Die CDU scheint die Merkel-Diktatur satt zu haben: Bei der Wahl zum Fraktionschef der Union wurde eine wichtige Säule der Bundeskanzlerin, Volker Kauder, abgewählt und durch Ralph Brinkhaus ersetzt. Natürlich hatten zahlreiche Mainstreammedien ihm vorab kaum eine Chance eingeräumt – und irrten sich wie gewohnt.

    Brinkhaus gewann mit 125:112 Stimmen plus zwei Enthaltungen. Nach 13-jähriger Amtszeit war Merkels Liebling Volker Kauder gestürzt. Ein Paukenschlag. Das ZDF versuchte propagandistische Schadensbegrenzung, indem das heute journal verkündete, zwischen Kauder und Brinkmann gebe es „keinen großen Unterschied“, deshalb „ist das auch kein großes Drama“.

    Das könnte in der Praxis sogar stimmen. Schließlich sagte Brinkhaus: „Ich habe den Willen, sie (Merkel, Anm.) zu unterstützen, die Regierung stark zu machen.“ Auf die Frage, ob er die Bundeskanzlerin durch das Ergebnis beschädigt sehe, sagte Brinkmann: „Nein, überhaupt nicht“, außerdem finde er es „total anständig, freundschaftlich und loyal“, dass Merkel „ihren“ Kauder unterstützt habe.
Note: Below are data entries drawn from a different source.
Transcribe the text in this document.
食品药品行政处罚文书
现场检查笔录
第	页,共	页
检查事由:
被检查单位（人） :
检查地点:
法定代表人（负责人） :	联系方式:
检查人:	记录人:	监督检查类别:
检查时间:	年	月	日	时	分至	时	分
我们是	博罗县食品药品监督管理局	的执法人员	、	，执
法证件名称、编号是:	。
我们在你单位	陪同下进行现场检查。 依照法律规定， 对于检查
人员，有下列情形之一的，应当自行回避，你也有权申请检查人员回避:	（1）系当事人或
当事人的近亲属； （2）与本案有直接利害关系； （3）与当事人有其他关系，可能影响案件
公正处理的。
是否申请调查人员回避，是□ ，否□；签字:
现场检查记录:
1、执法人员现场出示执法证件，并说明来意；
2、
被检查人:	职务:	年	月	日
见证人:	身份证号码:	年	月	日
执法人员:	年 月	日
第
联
Christian Lindners (FDP) Vorschlag, die Kanzlerin solle jetzt die Vertrauensfrage stellen, sei einfach „Blödsinn“.

    Der SPD-Bundestagsabgeordnete Mahmut Özdemir ist da schon kritischer: Er deutet die Abwahl Kauders als deutliches Zeichen: „Die Union ist nicht mehr regierungsfähig“. Anton Hofreiter (Grüne) hält das Resultat weniger für eine Attacke auf Merkel, sondern für Ausdruck der tiefen Spaltung innerhalb der CDU. Alexander Gauland (AfD) interpretiert das Abstimmungsergebnis konträr dazu als klaren Angriff auf Merkel: „Man schlägt den Sack und meint ganz jemand anderen.“ Alice Weidel (AfD) machte aus ihrer Freude keinen Hehl: „Bei uns knallen die Korken.“ Kauder sei „Steigbügelhalter und Mehrheitsbeschaffer der Kanzlerin“ gewesen. „Dass er jetzt gehen muss, ist ein deutliches Zeichen, dass Merkels Abgang eingeleitet wird.“

    Auch manch medialem Mainstreamer wird’s mulmig: Die Nachrichtenseite Web.de spricht von einer „Merkel-Dämmerung“. Spiegel-Kolumnist Jakob Augstein fordert gar Neuwahlen, weiß aber auch um die Angst der Politiker vor den Wählern.